If I receive the swine flu shot, do I need the regular flu shot, too?
Yes, if you're in the risk groups for both types of flu. That would mean a total of three shots—or four for a child under 9 who has not previously had the flu or been vaccinated for it.

Why does it take so long to produce a vaccine?
It is a multistep process, just as it is for seasonal influenza vaccine each year. However, the new H1N1 virus did not emerge until April in this country, so the process started later than usual. In May, scientists produced a recombinant version of the virus that would grow well in eggs. Vaccine manufacturers take that new virus and inject it into millions of eggs, where the virus replicates. When enough virus has formed, manufacturers harvest the virus, inactivate it, extract individual proteins from the viral coat, and combine those segments with other ingredients to produce a vaccine. (The process at this stage is slightly different for the nasal vaccine, which uses a live, if weakened, virus.) The vaccine then has to pass tests for potency and sterility. And clinical trials are needed to determine the optimal dose and number of shots that people will need. Trials for the H1N1 vaccine were announced in late July and should wind up around late September.

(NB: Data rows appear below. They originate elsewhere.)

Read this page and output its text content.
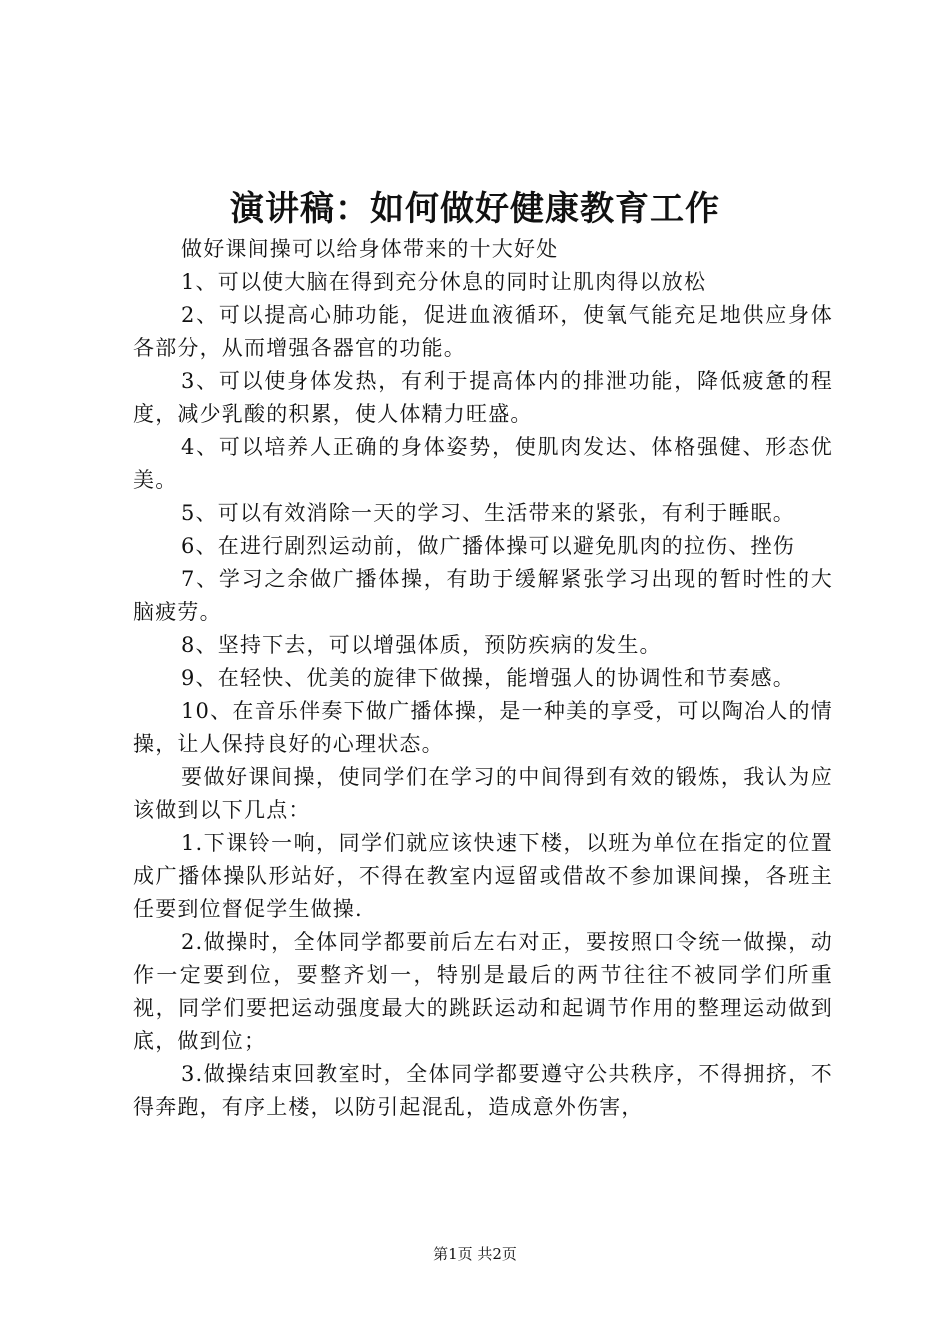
演讲稿：如何做好健康教育工作

做好课间操可以给身体带来的十大好处

1、可以使大脑在得到充分休息的同时让肌肉得以放松

2、可以提高心肺功能，促进血液循环，使氧气能充足地供应身体各部分，从而增强各器官的功能。

3、可以使身体发热，有利于提高体内的排泄功能，降低疲惫的程度，减少乳酸的积累，使人体精力旺盛。

4、可以培养人正确的身体姿势，使肌肉发达、体格强健、形态优美。

5、可以有效消除一天的学习、生活带来的紧张，有利于睡眠。

6、在进行剧烈运动前，做广播体操可以避免肌肉的拉伤、挫伤

7、学习之余做广播体操，有助于缓解紧张学习出现的暂时性的大脑疲劳。

8、坚持下去，可以增强体质，预防疾病的发生。

9、在轻快、优美的旋律下做操，能增强人的协调性和节奏感。

10、在音乐伴奏下做广播体操，是一种美的享受，可以陶冶人的情操，让人保持良好的心理状态。

要做好课间操，使同学们在学习的中间得到有效的锻炼，我认为应该做到以下几点：

1.下课铃一响，同学们就应该快速下楼，以班为单位在指定的位置成广播体操队形站好，不得在教室内逗留或借故不参加课间操，各班主任要到位督促学生做操.

2.做操时，全体同学都要前后左右对正，要按照口令统一做操，动作一定要到位，要整齐划一，特别是最后的两节往往不被同学们所重视，同学们要把运动强度最大的跳跃运动和起调节作用的整理运动做到底，做到位；

3.做操结束回教室时，全体同学都要遵守公共秩序，不得拥挤，不得奔跑，有序上楼，以防引起混乱，造成意外伤害，

第1页 共2页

How effective is the vaccine?
It is expected to be very effective. The problem with normal flu vaccines is that influenza viruses are notorious "shape shifters," says Dr. Jay Butler, director of the CDC's H1N1 Vaccine Task Force. They mutate rapidly and can even exchange genes with other strains of flu. However, federal officials know from monitoring H1N1 in the Southern Hemisphere this summer that the virus has been unusually stable. Therefore the immune response generated by the vaccine should match the circulating strain of swine flu. "The vaccine will be effective," says Butler.

Is it safe?
In 1976 more than 500 people contracted an autoimmune disease called Guillain-Barré syndrome after receiving swine-flu shots in response to a small outbreak in Fort Dix, N.J. Some people understandably fear a repeat of that tragic episode. However, vaccine-production techniques have changed since then. Today, vaccines are highly purified to eliminate any potential contaminants. In addition, scientists use only selected viral proteins in the shots, not the entire virus, as they did in the 1970s. "The public is comparing this vaccine to the 1976 swine-flu vaccine," says CDC spokesperson Abbigail Tumpey. "In fact, the best comparison is to the seasonal vaccines of the last ten years."

I'm concerned about reports of autism caused by vaccines.
Sore arms and mild fevers are not unusual after receiving seasonal flu shots. "But the science is extremely reassuring" that vaccines do not cause autism, says Kris Sheedy, director of community outreach for NCIRD. Anyone who's concerned about the mercury-based preservative thimerosal (which is added to multidose vials of flu vaccine to prevent contamination) can request one of the thimerosal-free versions: the nasal vaccine or a single-dose preloaded syringe. The government anticipates having enough of these to meet the demand for young children and pregnant women. (There are some individuals who cannot receive the nasal version, including children under 24 months, children under 5 with asthma or recurrent wheezing, and asthmatics in general.)

This vaccine is egg-based. What if I'm allergic to eggs?
You should avoid the vaccine. If you're in a high-risk group and you come down with the flu, see your doctor immediately. Antiviral medications, given within 24 to 48 hours of the onset of symptoms, can dramatically improve one's outcome.

Until the vaccine is available, what should I do to protect myself?
It's most important is to wash your hands frequently and well—20 seconds with soap and water—and avoid touching your eyes and nose. Alcohol-based hand gels are also effective. Second, to avoid spreading germs, cover your mouth when you cough or sneeze, preferably using your sleeve or a tissue. And third, if you're sick or your child is sick, stay home until the fever has gone away for at least 24 hours without the use of fever-reducing medication.